Hillary Clinton, meanwhile, has held back on the details of her immigration plan. On her website, the platform is limited to a few generalized bullet points. In public comments, they haven’t given advocates anything close to what they’re asking for. The Sanders plan also falls short.

“Sen. Sanders’ plan meets nearly all of United We Dream’s top five demands for Presidential action on immigration,” advocacy coordinator Greisa Martinez of the D.C.-based United We Dream Action said in a statement on Tuesday. “It is a testament to the power of the immigrant movement that the Sanders campaign is delivering more than talking points and values statements on how they would work for the liberation of our community.

“We hope that in the coming weeks, the Sanders campaign will improve their plan by saying how they would hold ICE agents accountable, in addition to the Border Patrol accountability measures included in the plan now and tell us how he plans on making the plan real.”

How do you make someone keep a promise in politics?

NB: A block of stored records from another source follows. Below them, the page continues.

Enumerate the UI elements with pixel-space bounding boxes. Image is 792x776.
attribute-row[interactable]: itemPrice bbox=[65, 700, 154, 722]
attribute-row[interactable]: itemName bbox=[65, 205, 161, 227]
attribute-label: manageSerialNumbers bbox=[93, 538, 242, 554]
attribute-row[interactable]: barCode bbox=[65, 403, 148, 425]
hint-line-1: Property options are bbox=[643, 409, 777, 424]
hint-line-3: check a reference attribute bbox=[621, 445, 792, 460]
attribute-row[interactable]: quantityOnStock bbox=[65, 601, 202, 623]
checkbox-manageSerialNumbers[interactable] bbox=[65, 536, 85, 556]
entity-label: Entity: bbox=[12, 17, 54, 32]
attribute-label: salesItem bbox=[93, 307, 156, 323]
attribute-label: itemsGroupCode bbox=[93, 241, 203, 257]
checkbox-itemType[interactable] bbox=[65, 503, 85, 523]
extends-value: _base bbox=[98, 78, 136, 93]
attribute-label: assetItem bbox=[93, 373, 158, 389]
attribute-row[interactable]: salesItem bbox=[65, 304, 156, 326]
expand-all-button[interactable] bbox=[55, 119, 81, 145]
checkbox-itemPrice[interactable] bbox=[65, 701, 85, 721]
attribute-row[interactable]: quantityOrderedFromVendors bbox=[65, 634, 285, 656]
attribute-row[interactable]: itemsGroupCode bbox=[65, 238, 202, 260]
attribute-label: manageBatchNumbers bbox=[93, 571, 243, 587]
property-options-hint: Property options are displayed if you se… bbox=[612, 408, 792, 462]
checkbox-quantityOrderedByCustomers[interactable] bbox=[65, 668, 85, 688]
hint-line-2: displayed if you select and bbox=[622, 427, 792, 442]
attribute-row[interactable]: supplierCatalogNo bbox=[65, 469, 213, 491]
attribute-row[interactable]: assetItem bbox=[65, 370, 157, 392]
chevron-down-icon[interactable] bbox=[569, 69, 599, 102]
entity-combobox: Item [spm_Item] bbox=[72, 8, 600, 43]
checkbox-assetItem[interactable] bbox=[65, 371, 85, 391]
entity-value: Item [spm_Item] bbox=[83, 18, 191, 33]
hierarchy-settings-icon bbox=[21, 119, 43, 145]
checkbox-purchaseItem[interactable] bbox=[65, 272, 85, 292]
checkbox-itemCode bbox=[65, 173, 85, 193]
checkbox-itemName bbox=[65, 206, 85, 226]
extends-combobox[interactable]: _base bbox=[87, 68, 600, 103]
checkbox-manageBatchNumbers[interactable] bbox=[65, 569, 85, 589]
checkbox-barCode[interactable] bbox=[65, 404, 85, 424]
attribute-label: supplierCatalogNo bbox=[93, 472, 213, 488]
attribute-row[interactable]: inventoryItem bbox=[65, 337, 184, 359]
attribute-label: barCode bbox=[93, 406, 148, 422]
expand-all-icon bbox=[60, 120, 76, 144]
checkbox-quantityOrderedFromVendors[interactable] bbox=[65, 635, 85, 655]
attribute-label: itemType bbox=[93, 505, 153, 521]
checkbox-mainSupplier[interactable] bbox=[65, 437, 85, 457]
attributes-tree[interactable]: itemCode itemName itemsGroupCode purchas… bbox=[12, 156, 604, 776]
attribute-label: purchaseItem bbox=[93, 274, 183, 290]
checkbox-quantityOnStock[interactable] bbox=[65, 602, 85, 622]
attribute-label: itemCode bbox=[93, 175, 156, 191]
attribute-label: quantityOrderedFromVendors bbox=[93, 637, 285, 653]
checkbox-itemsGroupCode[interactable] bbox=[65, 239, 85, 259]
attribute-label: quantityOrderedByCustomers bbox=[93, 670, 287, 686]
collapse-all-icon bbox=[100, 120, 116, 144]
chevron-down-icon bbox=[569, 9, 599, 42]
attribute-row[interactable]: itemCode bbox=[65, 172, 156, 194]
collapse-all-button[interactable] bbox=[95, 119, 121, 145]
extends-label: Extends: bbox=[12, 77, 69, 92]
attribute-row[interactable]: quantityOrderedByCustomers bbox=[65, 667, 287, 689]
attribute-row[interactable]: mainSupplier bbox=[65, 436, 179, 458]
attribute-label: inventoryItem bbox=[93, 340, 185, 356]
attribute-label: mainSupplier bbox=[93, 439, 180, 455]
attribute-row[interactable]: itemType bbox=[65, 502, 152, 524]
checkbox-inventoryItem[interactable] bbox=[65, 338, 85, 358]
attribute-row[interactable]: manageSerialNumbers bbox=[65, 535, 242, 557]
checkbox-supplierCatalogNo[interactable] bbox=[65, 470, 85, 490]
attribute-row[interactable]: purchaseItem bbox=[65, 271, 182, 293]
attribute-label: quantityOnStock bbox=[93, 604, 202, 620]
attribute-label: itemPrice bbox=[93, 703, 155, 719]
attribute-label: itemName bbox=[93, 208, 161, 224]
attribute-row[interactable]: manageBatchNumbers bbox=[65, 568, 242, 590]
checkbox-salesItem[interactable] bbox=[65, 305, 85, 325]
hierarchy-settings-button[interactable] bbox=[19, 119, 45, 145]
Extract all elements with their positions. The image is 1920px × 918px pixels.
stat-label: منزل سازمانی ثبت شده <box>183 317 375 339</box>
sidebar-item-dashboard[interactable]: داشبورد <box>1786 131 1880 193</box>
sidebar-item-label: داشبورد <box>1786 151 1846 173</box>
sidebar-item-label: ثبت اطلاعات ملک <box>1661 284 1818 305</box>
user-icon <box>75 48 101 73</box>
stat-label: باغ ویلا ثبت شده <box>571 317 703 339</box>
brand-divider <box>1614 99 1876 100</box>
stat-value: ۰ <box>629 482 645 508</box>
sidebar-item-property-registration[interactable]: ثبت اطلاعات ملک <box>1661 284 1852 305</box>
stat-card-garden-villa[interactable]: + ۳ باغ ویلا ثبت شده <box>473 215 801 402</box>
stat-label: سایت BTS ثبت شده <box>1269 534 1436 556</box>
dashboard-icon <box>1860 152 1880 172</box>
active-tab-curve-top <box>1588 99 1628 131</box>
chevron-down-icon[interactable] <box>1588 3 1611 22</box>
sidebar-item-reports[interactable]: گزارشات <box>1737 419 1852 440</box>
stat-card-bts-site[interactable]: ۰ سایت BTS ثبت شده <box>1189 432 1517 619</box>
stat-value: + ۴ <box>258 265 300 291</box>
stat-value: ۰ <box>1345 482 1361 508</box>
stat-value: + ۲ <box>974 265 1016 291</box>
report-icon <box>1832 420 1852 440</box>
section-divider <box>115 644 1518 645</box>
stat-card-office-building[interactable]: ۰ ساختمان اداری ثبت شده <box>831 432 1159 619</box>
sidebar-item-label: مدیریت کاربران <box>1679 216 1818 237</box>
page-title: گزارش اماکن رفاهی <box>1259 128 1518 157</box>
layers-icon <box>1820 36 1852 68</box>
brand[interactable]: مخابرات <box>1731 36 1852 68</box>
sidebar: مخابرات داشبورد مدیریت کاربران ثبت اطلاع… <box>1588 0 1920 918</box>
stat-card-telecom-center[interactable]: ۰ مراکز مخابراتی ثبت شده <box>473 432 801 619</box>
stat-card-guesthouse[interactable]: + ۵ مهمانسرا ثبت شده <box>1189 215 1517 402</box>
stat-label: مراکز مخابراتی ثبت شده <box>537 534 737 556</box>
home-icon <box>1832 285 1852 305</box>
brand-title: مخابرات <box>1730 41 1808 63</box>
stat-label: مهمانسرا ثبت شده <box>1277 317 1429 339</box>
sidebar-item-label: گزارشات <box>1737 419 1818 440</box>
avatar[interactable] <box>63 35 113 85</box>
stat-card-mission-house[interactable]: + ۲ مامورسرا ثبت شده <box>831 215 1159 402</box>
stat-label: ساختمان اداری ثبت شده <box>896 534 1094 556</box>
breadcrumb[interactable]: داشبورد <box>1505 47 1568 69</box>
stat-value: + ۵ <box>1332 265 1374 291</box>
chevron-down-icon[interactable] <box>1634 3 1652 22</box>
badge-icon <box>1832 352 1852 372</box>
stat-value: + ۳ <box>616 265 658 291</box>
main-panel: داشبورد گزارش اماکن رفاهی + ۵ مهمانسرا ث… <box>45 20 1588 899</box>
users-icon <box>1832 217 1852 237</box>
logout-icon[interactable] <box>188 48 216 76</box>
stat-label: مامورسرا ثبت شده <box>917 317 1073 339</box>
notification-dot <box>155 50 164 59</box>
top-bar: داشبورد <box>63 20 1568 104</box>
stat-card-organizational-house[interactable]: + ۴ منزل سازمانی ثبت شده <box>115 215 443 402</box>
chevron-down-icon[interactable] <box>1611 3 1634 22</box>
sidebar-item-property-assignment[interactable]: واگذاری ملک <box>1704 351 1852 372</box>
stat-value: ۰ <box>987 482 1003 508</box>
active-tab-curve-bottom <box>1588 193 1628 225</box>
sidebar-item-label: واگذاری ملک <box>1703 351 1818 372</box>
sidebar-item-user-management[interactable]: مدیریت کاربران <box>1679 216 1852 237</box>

There’s a trick that political organizers use to increase a voter’s likelihood to actually vote. When a voter promises to go the polls, organizers ask them for the details. What time of day will you go? Will you walk or drive?

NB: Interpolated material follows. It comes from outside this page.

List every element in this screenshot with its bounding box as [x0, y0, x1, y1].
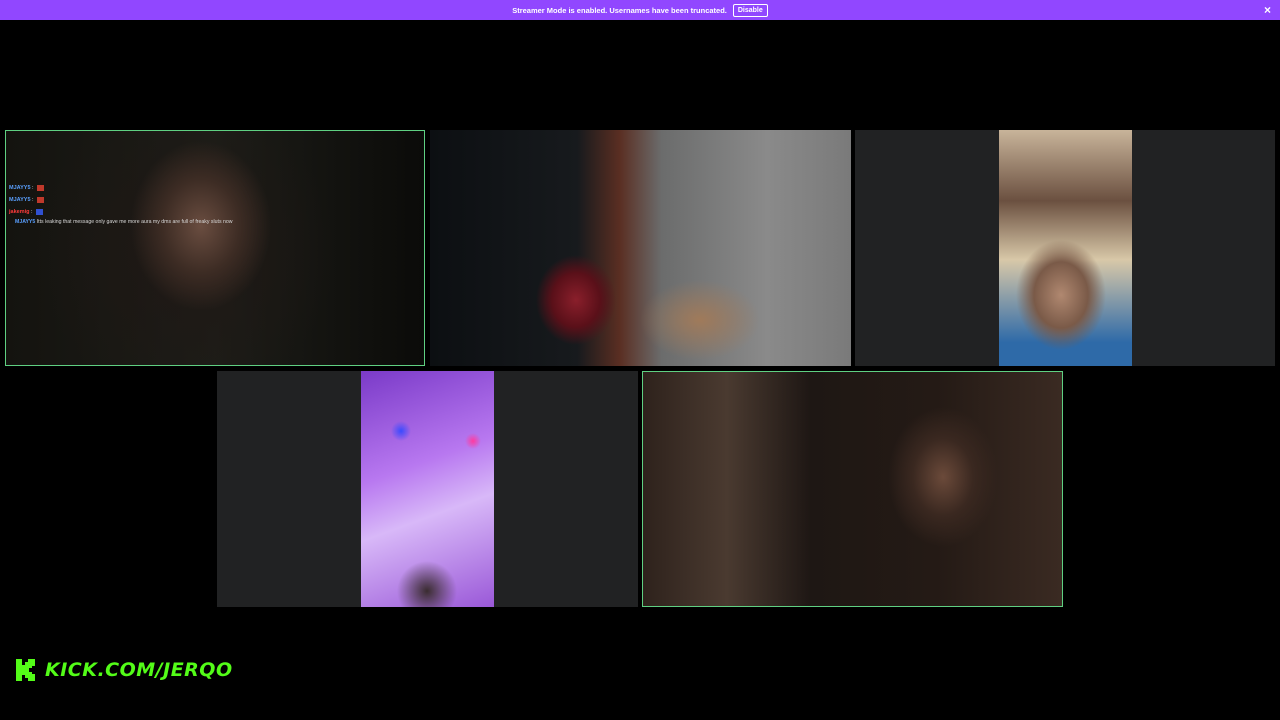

Getting a voter to form a mental image of how they’ll get to the polls doesn’t guarantee they’ll take the time or effort to vote over, for example, work, family life or Netflix. But it does increase the odds. Scaling up to presidential promises, immigration advocates are hoping detail might help in this election cycle.

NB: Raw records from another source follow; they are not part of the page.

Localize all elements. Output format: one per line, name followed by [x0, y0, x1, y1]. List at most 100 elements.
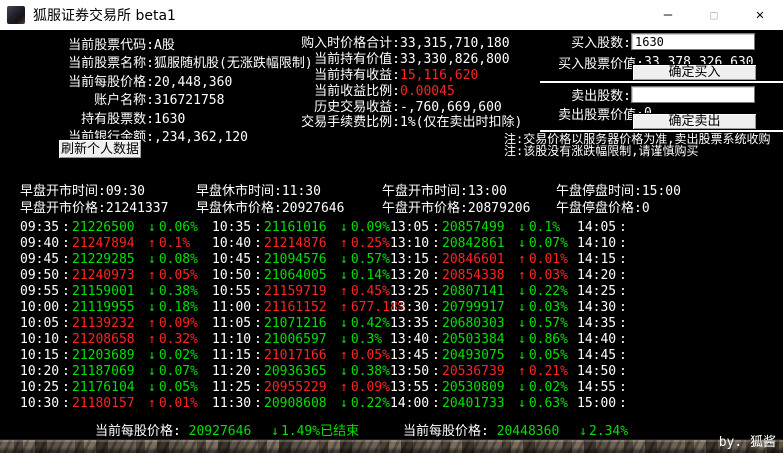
- session-time-row: 早盘开市时间:09:30: [20, 183, 168, 200]
- account-line: 当前股票代码: A股: [62, 37, 313, 55]
- change-arrow-icon: ↑: [340, 348, 348, 364]
- session-price-row: 早盘开市价格:21241337: [20, 200, 168, 217]
- field-label: 购入时价格合计:: [300, 36, 400, 52]
- field-value: 1%(仅在卖出时扣除): [400, 115, 522, 131]
- quote-colon: :: [619, 268, 629, 284]
- field-value: 0.00045: [400, 84, 455, 100]
- quote-change: ↑0.21%: [518, 364, 568, 380]
- quote-time: 09:35: [20, 220, 62, 236]
- change-pct: 0.02%: [159, 348, 198, 364]
- change-pct: 0.18%: [159, 300, 198, 316]
- change-pct: 0.05%: [529, 348, 568, 364]
- quote-colon: :: [62, 284, 72, 300]
- change-pct: 0.22%: [351, 396, 390, 412]
- quote-price: 21159001: [72, 284, 148, 300]
- quote-time: 13:05: [390, 220, 432, 236]
- quote-row: 10:05 : 21139232 ↑0.09%: [20, 316, 220, 332]
- change-pct: 0.02%: [529, 380, 568, 396]
- session-price: 0: [642, 201, 650, 216]
- field-label: 交易手续费比例:: [300, 115, 400, 131]
- quote-change: ↓0.07%: [518, 236, 568, 252]
- quote-change: [705, 268, 708, 284]
- session-headers: 早盘开市时间:09:30 早盘开市价格:21241337 早盘休市时间:11:3…: [0, 183, 783, 217]
- quote-change: [705, 284, 708, 300]
- title-bar[interactable]: 狐服证券交易所 beta1 — □ ✕: [0, 0, 783, 30]
- change-arrow-icon: ↑: [148, 396, 156, 412]
- quote-change: ↓0.1%: [518, 220, 560, 236]
- quote-column-afternoon-2: 14:05 : 14:10 : 14:15 : 14:20 :: [577, 220, 777, 412]
- close-icon[interactable]: ✕: [737, 0, 783, 30]
- change-pct: 0.01%: [529, 252, 568, 268]
- quote-price: 21006597: [264, 332, 340, 348]
- quote-row: 14:00 : 20401733 ↓0.63%: [390, 396, 590, 412]
- summary-pct: 1.49%: [281, 424, 320, 439]
- quote-colon: :: [432, 284, 442, 300]
- quote-price: 21161016: [264, 220, 340, 236]
- quote-change: [705, 364, 708, 380]
- holdings-panel: 购入时价格合计: 33,315,710,180 当前持有价值: 33,330,8…: [300, 36, 522, 131]
- change-pct: 0.06%: [159, 220, 198, 236]
- change-arrow-icon: ↓: [148, 220, 156, 236]
- quote-price: [629, 252, 705, 268]
- quote-colon: :: [432, 364, 442, 380]
- change-arrow-icon: ↓: [148, 284, 156, 300]
- quote-row: 14:15 :: [577, 252, 777, 268]
- quote-change: ↓0.3%: [340, 332, 382, 348]
- buy-qty-input[interactable]: [631, 33, 755, 50]
- quote-row: 14:50 :: [577, 364, 777, 380]
- quote-time: 14:10: [577, 236, 619, 252]
- change-pct: 0.03%: [529, 268, 568, 284]
- quote-time: 10:50: [212, 268, 254, 284]
- quote-change: ↑0.45%: [340, 284, 390, 300]
- quote-colon: :: [62, 396, 72, 412]
- change-arrow-icon: ↑: [340, 380, 348, 396]
- quote-price: 20846601: [442, 252, 518, 268]
- change-arrow-icon: ↓: [518, 236, 526, 252]
- quote-time: 14:20: [577, 268, 619, 284]
- holdings-line: 当前收益比例: 0.00045: [300, 84, 522, 100]
- quote-price: 20955229: [264, 380, 340, 396]
- quote-time: 14:00: [390, 396, 432, 412]
- field-value: A股: [154, 37, 175, 55]
- sell-qty-input[interactable]: [631, 86, 755, 103]
- quote-colon: :: [254, 236, 264, 252]
- quote-price: 21139232: [72, 316, 148, 332]
- change-arrow-icon: ↑: [340, 236, 348, 252]
- window-controls: — □ ✕: [645, 0, 783, 30]
- minimize-icon[interactable]: —: [645, 0, 691, 30]
- quote-time: 13:30: [390, 300, 432, 316]
- quote-row: 10:15 : 21203689 ↓0.02%: [20, 348, 220, 364]
- session-price-label: 早盘开市价格:: [20, 201, 106, 216]
- quote-price: 20503384: [442, 332, 518, 348]
- quote-time: 14:25: [577, 284, 619, 300]
- change-arrow-icon: ↓: [148, 380, 156, 396]
- quote-row: 10:45 : 21094576 ↓0.57%: [212, 252, 412, 268]
- window-title: 狐服证券交易所 beta1: [33, 5, 176, 25]
- quote-price: 20854338: [442, 268, 518, 284]
- quote-price: 20807141: [442, 284, 518, 300]
- quote-price: [629, 284, 705, 300]
- quote-colon: :: [254, 348, 264, 364]
- quote-price: 21187069: [72, 364, 148, 380]
- confirm-buy-button[interactable]: 确定买入: [632, 64, 757, 81]
- quote-time: 09:45: [20, 252, 62, 268]
- quote-row: 13:15 : 20846601 ↑0.01%: [390, 252, 590, 268]
- session-time: 13:00: [468, 184, 507, 199]
- maximize-icon[interactable]: □: [691, 0, 737, 30]
- quote-row: 10:35 : 21161016 ↓0.09%: [212, 220, 412, 236]
- quote-row: 10:30 : 21180157 ↑0.01%: [20, 396, 220, 412]
- summary-price: 20927646: [189, 424, 252, 439]
- quote-colon: :: [254, 364, 264, 380]
- quote-time: 14:45: [577, 348, 619, 364]
- quote-price: 21017166: [264, 348, 340, 364]
- session-block: 午盘停盘时间:15:00 午盘停盘价格:0: [556, 183, 681, 217]
- quote-row: 09:40 : 21247894 ↑0.1%: [20, 236, 220, 252]
- quote-price: [629, 332, 705, 348]
- quote-price: [629, 364, 705, 380]
- quote-row: 09:50 : 21240973 ↑0.05%: [20, 268, 220, 284]
- refresh-personal-data-button[interactable]: 刷新个人数据: [58, 139, 142, 159]
- quote-price: 21214876: [264, 236, 340, 252]
- quote-colon: :: [254, 332, 264, 348]
- confirm-sell-button[interactable]: 确定卖出: [632, 113, 757, 130]
- change-arrow-icon: ↓: [518, 220, 526, 236]
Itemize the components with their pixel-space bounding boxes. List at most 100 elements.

“I cannot guarantee that it is going to be in the first 100 days,” then-candidate Barack Obama told Jorge Ramos in May of 2008. “But what I can guarantee is that we will have in the first year an immigration bill that I strongly support and that I'm promoting. And I want to move that forward as quickly as possible."

That never support never came through. Worse yet for immigration groups, the belated bill he promoted four years later failed to pass a hostile Congress that was angry over how Obama did spend his political capital, such as the Affordable Care Act.

It’s unclear how Bernie Sanders or Martin O’Malley can make even “the best laid plans” a reality.

Team O’Malley argues that the former governor's record in Maryland proves that he can get immigration legislation passed. But he passed those laws with a partisan majority in his state congress, a luxury that’s unlikely in 2017.

Sanders, meanwhile, is out-promising then-candidate Barack Obama, pledging to put immigration in the agenda for his first hundred days. Immigration will likely fall lower on his list of priorities than campaign finance reform or an education bill.

Clinton’s plan to pass comprehensive immigration reform, “elect more Democrats,” is similarly rough.

On the executive action side, all that immigration advocates can really do is press for more and more details. In that sense, they are succeeding in getting the candidates to talk about immigration in a way that was unimaginable ten years ago.

How will you make this work? When will you sign the order? By drilling for depth, pro-immigrant groups might get candidates to form a mental image, a remember them if and when they make it to the White House.